Illustration by David D. Robbins Jr.
(Composite uses photos, public domain images)
I read the early review of Radiohead’s “The King of Limbs” in the UK Guardian, which said the album wasn’t breaking any new ground. Well, that’s not a great barometer for how good a record is. Let’s face it, if you want a record to be memorable, often you need melodies, familiarities, and touchstones amid all the ‘newness’. And that means sounding, er, like yourself. It’s what makes great albums part of the collective consciousness. I remember once reading a critic who wrote that Led Zeppelin sounded too much like Led Zeppelin on a record. How silly is that? This record is a progression from “In Rainbows” and even “Hail to the Thief” (the first is not one of my favorites, outside of the stellar “15 Steps”, and the latter felt good but incomplete). “The King of Limbs”, at a quick 38 minutes total, isn’t old territory at all. In fact, it begins with a rather eccentric track, “Bloom”, which seems to do just that — carrying on the flowery theme that also finds a place on “Lotus Flowers” and in the lyricism of “Separator”. The first new track is glitchy and modern, with a touch of soul. Thom Yorke has definitely been listening to his Flying Lotus “Cosmogramma”. The track blossoms into a heavy marching percussion, looped piano, scratchy interruptions, warm-liquid horns — all with an orchestral feel.
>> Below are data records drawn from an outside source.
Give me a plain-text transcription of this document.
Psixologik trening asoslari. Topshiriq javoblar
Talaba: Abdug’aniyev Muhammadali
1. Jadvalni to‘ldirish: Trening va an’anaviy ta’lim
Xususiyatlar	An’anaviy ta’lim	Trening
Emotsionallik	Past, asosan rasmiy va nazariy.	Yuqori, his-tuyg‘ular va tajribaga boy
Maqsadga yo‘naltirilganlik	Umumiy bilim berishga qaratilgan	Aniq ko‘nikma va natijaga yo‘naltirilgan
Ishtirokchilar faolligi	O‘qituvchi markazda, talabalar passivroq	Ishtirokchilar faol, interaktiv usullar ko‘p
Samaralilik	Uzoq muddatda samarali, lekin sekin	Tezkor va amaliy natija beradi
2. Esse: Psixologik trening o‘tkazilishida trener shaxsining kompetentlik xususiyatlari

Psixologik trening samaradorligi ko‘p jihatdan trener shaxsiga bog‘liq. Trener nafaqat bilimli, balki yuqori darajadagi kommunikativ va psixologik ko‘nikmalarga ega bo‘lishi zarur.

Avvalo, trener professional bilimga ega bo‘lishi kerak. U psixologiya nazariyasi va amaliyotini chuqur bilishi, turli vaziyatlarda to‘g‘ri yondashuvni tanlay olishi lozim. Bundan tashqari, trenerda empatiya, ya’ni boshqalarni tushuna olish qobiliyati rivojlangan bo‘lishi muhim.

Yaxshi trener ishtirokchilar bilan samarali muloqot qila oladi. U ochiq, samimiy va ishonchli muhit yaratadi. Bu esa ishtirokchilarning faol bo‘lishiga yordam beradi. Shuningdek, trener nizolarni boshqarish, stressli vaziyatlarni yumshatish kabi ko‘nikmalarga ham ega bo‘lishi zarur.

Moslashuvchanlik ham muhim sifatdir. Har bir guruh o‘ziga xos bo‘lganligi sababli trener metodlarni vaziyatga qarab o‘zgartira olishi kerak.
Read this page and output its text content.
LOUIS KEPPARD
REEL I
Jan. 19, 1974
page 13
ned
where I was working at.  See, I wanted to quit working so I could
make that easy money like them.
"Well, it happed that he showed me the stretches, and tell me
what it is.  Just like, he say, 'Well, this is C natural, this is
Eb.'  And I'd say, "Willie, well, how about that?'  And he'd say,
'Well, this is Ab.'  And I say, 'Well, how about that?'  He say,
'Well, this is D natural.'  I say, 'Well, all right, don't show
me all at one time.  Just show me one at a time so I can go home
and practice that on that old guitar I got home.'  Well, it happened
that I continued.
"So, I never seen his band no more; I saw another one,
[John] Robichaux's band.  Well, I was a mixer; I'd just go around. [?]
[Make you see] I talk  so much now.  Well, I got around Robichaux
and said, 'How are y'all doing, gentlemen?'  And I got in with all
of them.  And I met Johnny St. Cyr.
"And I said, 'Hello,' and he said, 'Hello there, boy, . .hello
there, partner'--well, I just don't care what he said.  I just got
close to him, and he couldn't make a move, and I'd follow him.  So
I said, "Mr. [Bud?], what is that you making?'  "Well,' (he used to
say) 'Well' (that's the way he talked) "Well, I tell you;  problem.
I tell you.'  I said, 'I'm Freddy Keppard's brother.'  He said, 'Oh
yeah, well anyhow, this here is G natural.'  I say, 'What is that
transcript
But it’s with “Morning Mr. Magpie” that I really start getting excited about this record. Frenetically powerful bass-guitar thumps mix with atmospheric lead guitar, into a chorus melody that reminds me of the Beatles’ “Sgt. Pepper’s” track, “Within You Without You”. (Seriously, listen to both, you’ll hear it.) It’s gorgeous. It’s a menacing song, with Yorke singing in cryptic Radiohead fashion, “You got some nerve coming here / You got some nerve coming here / You stolen it all / Give it back / You stole it all / Give it back / Good Morning Mr. Magpie … / You know you should, but you don’t … / Good morning Mr. Magpie / How are you today? / They have stolen all the magic / Took my melody.” It sounds like a missive aimed at those lacking the ability to understand real self-expression and ultimately art. “Little By Little”, is a haunting song built on creepy guitar lines that snake into beautifully sinister notes, flamenco, and interplay between the Greenwoods and Ed O’Brien. At about the three-minute mark the song begins to unravel into guitar forays mimicked by Yorke’s high-pitched, fairytale-gone-wrong chanting.
Well, let the zillion-music blog debating begin. I’ve already read a handful of nonsense reviews proclaiming this track is terrible or self-indulgent, with Thom Yorke dancing spastically in front of a camera in black and white. Frankly, I love both the video and the music. This is more in the style of “Kid A” and “Amnesiac” than the rocking out of “The Bends” or “OK Computer” — which is fine by me. It’s got that Radiohead vibe I like — cryptic and yet melodic. Yorke sings a pleasant high-falsetto: “There is an empty space inside my heart where the weeds take root … / Slowly we unfurl, like lotus flowers. “ Honestly folks, if the record is more of this, I can’t wait. Listening to it now. A review to follow. – David D. Robbins Jr.